PEKANBARU – Bea Cukai kembali melakukan pemusnahan terhadap barang ilegal hasil penindakan bernilai miliaran rupiah. Pemusnahan kali ini dilakukan di tiga kota, yaitu Pekanbaru, Bitung, dan Tarakan. Berbagai jenis barang ilegal yang dimusnahkan mulai dari rokok, minuman mengandung etil alkohol (MMEA), hingga narkotika.

“Ini adalah bukti realisasi tugas dan fungsi pengawasan Bea Cukai. Satu siklus dari awal pencegahan, proses penindakan, tindak lanjut penindakan hingga pemusnahan ini, menujukkan komitmen dan solidaritas kerjasama kita untuk melaksanakan tugas,” kata Kasubdit Komunikasi dan Publikasi Bea Cukai, Tubagus Firman, Jumat (12/11). Firman mengatakan Bea Cukai Pekanbaru melakukan pemusnahan terhadap barang milik negara, berupa rokok, MMEA, handphone, barang elektronik, dan barang kiriman pos dengan potensi kerugian negara hingga Rp 20,1 miliar, pada Kamis (11/11). Seluruh barang bukti yang dimusnahkan merupakan hasil penindakan 2016-2021.
“Lebih dari 15 juta batang rokok, 1.314,88 liter MMEA, 1.824 buah handphone, 3.489 buah barang elektronik, 1.602 paket serta 4.929 buah kiriman pos, semua dimusnahkan dengan cara dipotong, dibakar, dan dilindas menggunakan alat berat,” rincinya. Di Bitung, pemusnahan barang legal dipusatkan di TPA Aertembaga.
Bea Cukai Bitung turut hadir dalam pemusnahan barang bukti tindak pidana khusus, berupa 3.232.000 batang rokok dilekati pita cukai palsu, dan empat kartu SIM ponsel, Kamis (21/10).

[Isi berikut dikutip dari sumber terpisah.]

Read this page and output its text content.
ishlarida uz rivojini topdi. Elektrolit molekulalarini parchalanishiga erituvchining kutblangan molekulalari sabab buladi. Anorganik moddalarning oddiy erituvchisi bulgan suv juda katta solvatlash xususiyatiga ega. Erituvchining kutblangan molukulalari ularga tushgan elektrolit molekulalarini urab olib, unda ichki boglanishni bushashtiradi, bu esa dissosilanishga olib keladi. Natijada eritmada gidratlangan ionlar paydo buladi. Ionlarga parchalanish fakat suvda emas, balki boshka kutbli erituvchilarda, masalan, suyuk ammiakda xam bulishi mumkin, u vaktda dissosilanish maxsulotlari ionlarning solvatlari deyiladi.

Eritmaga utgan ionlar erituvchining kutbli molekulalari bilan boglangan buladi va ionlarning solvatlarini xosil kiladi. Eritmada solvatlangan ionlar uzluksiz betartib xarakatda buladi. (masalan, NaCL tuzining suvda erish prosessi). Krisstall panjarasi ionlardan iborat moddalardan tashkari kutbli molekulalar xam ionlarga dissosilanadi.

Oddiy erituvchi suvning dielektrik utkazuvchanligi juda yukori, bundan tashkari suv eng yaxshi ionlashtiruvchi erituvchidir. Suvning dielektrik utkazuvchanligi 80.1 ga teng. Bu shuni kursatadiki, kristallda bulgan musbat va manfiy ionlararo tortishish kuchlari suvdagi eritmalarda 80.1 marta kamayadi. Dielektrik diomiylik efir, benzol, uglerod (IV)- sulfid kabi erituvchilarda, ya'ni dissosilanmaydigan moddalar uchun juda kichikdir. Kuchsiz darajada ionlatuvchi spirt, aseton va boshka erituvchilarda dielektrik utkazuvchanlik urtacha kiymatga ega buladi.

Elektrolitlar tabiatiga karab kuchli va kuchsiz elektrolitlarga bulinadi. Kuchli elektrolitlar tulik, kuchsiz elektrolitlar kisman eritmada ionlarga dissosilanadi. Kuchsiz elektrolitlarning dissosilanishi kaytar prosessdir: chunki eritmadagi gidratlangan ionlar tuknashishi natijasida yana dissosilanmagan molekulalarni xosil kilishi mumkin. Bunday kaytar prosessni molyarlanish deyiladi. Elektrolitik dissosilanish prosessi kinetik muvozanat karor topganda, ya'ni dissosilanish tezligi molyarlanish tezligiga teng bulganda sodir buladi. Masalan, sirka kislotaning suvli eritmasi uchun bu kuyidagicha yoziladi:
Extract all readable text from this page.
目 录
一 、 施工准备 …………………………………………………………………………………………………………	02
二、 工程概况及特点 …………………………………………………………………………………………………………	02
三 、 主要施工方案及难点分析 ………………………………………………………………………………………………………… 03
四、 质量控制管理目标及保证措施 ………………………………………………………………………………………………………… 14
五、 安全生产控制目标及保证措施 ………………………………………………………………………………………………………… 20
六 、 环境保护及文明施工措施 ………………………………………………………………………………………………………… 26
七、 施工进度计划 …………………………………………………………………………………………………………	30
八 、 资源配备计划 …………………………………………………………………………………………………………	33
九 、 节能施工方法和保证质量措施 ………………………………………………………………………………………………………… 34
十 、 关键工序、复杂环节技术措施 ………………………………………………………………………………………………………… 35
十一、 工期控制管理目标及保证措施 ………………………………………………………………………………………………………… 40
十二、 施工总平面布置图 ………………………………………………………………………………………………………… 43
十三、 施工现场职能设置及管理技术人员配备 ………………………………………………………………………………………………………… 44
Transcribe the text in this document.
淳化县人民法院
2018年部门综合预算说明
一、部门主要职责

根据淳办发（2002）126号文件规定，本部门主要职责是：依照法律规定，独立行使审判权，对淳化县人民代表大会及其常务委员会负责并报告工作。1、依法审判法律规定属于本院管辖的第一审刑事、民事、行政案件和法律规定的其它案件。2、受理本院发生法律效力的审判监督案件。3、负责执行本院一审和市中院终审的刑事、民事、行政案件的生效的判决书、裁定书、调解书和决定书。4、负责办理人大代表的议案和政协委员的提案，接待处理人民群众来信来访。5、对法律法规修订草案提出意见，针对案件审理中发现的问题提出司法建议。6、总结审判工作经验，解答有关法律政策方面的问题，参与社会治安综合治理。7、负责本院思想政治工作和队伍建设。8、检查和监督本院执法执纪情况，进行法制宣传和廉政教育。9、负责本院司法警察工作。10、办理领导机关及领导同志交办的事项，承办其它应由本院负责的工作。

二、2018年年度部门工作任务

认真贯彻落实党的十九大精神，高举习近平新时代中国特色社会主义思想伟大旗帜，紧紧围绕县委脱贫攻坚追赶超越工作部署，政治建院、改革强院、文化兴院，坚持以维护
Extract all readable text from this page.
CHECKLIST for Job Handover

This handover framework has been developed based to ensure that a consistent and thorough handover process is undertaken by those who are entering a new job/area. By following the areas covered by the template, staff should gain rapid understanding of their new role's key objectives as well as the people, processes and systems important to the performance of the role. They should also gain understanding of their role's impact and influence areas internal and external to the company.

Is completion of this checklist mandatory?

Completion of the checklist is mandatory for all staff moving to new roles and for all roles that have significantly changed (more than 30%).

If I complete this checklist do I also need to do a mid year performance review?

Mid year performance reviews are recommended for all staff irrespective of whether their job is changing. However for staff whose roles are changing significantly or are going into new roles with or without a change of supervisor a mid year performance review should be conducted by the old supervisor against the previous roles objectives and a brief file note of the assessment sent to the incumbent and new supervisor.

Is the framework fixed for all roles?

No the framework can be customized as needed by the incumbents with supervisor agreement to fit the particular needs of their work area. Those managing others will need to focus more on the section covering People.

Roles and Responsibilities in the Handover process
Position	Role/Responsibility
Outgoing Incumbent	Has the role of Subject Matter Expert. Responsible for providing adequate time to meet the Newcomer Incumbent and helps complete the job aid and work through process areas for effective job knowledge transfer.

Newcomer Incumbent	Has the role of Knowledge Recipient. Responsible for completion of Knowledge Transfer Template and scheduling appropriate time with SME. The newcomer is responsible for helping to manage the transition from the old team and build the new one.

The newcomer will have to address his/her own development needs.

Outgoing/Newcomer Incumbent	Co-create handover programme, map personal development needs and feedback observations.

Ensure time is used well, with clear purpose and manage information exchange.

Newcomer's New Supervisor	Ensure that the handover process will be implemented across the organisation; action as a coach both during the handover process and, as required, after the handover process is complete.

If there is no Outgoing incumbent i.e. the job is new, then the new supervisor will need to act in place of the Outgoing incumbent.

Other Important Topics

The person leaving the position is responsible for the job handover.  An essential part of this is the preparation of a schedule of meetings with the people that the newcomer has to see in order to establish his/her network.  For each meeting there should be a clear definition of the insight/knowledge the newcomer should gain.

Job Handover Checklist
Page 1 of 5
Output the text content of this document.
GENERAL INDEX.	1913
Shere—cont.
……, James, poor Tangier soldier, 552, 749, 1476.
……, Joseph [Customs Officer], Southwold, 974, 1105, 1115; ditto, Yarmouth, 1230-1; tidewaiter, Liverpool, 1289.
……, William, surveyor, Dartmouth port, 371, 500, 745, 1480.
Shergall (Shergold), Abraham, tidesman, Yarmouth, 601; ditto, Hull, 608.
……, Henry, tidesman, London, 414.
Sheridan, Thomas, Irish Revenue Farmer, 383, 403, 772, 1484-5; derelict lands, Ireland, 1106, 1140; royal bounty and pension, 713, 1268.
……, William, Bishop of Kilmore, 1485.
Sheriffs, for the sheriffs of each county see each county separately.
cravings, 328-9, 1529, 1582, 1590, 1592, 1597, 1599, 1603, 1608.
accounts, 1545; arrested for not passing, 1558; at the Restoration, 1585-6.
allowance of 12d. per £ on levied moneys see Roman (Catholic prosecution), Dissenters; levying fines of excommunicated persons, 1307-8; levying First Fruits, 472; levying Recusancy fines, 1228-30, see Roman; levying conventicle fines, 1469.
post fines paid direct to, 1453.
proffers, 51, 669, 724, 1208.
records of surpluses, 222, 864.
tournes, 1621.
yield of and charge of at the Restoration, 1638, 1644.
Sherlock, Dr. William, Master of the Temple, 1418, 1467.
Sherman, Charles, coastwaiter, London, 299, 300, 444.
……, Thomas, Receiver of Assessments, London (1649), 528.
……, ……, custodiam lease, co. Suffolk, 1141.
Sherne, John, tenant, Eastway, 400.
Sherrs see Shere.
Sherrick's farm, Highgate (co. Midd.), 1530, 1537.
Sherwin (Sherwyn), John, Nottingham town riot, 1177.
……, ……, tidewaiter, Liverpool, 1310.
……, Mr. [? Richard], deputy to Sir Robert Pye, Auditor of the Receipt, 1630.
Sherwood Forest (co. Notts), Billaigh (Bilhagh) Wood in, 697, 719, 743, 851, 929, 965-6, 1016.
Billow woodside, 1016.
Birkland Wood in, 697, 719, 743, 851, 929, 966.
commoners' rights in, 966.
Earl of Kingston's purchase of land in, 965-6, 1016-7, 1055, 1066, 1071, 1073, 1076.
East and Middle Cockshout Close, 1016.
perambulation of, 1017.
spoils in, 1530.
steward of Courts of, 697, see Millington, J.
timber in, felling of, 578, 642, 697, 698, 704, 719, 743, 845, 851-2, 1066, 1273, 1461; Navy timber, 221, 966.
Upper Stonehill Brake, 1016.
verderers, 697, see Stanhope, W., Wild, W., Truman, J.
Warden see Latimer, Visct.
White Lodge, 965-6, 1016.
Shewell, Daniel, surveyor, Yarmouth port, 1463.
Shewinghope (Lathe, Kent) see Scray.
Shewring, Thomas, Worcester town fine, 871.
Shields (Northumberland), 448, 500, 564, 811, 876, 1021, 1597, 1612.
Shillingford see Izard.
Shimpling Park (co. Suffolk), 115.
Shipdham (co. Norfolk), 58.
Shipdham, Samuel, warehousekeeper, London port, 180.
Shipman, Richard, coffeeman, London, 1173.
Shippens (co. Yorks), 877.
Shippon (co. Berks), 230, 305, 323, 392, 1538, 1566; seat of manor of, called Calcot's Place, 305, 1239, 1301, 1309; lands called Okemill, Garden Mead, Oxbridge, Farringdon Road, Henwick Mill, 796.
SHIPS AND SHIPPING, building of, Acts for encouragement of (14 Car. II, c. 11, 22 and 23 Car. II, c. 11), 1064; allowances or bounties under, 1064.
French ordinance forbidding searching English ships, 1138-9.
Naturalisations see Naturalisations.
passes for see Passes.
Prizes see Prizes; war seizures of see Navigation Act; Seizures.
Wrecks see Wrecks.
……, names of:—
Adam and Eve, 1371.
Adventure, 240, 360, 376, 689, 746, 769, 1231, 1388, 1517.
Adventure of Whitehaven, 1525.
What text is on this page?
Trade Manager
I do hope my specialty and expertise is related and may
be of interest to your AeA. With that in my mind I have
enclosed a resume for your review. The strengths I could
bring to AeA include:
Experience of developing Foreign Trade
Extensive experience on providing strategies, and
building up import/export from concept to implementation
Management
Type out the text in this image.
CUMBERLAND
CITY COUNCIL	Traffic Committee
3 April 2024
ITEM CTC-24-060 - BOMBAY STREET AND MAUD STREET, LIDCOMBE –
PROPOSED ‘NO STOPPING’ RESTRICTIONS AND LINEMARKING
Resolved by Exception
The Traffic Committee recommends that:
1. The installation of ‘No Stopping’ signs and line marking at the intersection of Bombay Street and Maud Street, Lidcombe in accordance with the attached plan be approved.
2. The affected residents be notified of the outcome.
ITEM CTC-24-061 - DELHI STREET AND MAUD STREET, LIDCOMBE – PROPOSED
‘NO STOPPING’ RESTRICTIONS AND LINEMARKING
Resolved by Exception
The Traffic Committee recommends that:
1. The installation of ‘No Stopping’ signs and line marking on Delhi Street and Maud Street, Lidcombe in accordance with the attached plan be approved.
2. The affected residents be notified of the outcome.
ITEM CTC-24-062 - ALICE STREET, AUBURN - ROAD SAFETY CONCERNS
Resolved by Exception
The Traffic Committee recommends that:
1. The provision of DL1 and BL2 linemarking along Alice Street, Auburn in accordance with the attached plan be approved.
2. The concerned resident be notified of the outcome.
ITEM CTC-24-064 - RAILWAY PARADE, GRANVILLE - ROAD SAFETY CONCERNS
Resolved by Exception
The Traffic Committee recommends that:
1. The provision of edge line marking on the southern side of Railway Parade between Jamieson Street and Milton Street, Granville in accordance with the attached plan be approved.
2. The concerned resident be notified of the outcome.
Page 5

Seluruh barang bukti dimusnahkan telah memiliki kekuatan hukum tetap (inkracht) berdasarkan Putusan Pengadilan Negeri Bitung nomor 82/Pid.B/2021/PN Bit tanggal 16 September 2021 jo. Putusan Pengadilan Negeri Bitung nomor 83/Pid.B/2021/PN Bit tanggal 16 September 2021. Di Tarakan, Kalimantan Utara, pemusnahan berlangsung di halaman kantor Badan Narkotika Nasional Provinsi (BNNP) Kaltara. Bea Cukai Tarakan memusnahkan barang bukti berupa narkotika hasil penindakan BNPP Kaltara bersama Bea Cukai pada Kamis (11/11), berupa 2 bungkus plastik bening berisi kristal putih berisi narkotika golongan I jenis sabu-sabu dengan berat bruto 1.963,98 gram. Firman menegaskan pemusnahan barang ilegal yang dilakukan di berbagai daerah tersebut merupakan wujud nyata pengawasan dan sinergi yang apik dengan banyak instansi terkait. “Kami harap mampu memberikan efek jera bagi para pelaku dan mencegah terjadinya pelanggaran lagi,” tegas Firman. (mrk/jpnn)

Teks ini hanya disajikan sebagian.